Das Tauziehen um die Freilassung des in Auslieferungshaft sitzenden ukrainischen Oligarchen Dmitri Firtasch (38) ist zu Ende. Der Kiew-Milliardär, der bereits am Donnerstag die geforderte Kaution von 125 Millionen Euro eingezahlt hatte, ist seit Freitagnachmittag ein freier Mann.

Der Gasmogul mit geschätztem Vermögen von drei Milliarden Euro und eigenem Fernsehsender war in Wien-Wieden aufgrund eines US-Haftbefehls festgenommen worden. Firtasch wird Korruption und die Mitgliedschaft in einer kriminellen Vereinigung vorgeworfen. Er soll Politiker geschmiert haben, um an lukrative Titan-Geschäfte zu gelangen. Die USA wollen ihn in Chicago vor Gericht stellen, es gilt die Unschuldsvermutung.

Das Wiener Straflandesgericht hat für die Freilassung des Oligarchen die Rekord-Kaution von 125 Millionen Euro festgelegt. Allerdings unter der Auflage, dass Firtasch nach einer Enthaftung Österreich bis zur Klärung des Auslieferungsverfahrens nicht verlassen darf.

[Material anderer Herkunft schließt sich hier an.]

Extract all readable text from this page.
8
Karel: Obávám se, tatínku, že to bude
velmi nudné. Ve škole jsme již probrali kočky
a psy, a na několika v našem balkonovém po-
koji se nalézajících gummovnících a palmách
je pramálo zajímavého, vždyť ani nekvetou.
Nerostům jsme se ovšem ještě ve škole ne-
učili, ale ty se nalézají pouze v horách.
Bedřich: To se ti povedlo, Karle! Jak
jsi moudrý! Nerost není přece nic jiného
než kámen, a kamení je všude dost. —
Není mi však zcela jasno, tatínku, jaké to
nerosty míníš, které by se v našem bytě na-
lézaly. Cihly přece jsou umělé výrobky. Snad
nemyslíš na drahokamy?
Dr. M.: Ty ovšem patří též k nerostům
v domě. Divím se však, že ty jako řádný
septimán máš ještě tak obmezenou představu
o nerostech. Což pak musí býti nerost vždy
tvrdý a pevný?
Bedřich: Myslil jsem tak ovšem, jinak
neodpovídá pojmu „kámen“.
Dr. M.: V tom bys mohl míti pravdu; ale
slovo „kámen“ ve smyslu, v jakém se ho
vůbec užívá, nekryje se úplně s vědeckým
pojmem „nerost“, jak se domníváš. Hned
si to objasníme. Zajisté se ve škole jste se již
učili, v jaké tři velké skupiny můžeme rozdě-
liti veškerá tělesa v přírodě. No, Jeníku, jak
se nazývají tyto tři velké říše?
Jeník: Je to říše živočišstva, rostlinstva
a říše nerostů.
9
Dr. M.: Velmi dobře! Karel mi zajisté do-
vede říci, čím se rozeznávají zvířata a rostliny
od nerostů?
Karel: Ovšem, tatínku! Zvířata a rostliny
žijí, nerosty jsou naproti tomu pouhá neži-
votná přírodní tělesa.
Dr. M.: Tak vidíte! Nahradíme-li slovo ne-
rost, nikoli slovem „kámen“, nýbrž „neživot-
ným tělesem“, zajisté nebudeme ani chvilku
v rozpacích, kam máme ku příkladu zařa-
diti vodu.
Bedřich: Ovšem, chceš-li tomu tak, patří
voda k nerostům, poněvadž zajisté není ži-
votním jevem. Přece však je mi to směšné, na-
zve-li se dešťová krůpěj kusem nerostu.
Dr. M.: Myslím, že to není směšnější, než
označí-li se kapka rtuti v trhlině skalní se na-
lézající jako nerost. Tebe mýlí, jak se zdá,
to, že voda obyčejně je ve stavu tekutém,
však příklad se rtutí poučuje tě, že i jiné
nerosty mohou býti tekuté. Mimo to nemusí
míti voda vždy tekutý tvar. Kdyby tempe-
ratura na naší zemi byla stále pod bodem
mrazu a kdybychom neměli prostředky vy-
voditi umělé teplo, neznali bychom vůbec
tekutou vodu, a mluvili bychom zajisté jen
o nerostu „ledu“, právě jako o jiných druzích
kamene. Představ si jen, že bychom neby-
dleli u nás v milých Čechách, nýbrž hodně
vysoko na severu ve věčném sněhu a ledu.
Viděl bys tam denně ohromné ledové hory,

Wie erwartet, brachte der Milliardär, der selbst eine Bank mit über 500 Filialen hat, die geforderte Summe spielend auf. Doch als das Geld am Bawag-Konto der Justiz einging, wurde es erst einmal eingefroren. Wegen Geldwäsche-Verdachts prüfte das Bundeskriminalamt die Herkunft der Millionen. Am Freitag gab es schließlich grünes Licht. Die 125 Millionen Euro waren offenbar legaler Herkunft.

Bis zur Auslieferung 
werden Wochen vergehen

Gegen 16. 30 Uhr kam vor dem Landesgericht Bewegung auf. Sicherheitsbeamte postierten sich, Journalisten und Kamera-Teams warteten auf den Oligarchen. Als plötzlich dicke Limousinen vorfuhren, war klar: Das Wochenende würde Firtasch nicht mehr hinter Gittern verbringen müssen.

Er wird an seiner Adresse in Wien-Wieden wohnen, muss sich regelmäßig bei der Polizei melden. Bis über eine Auslieferung in die USA entschieden wird, werden noch Wochen vergehen.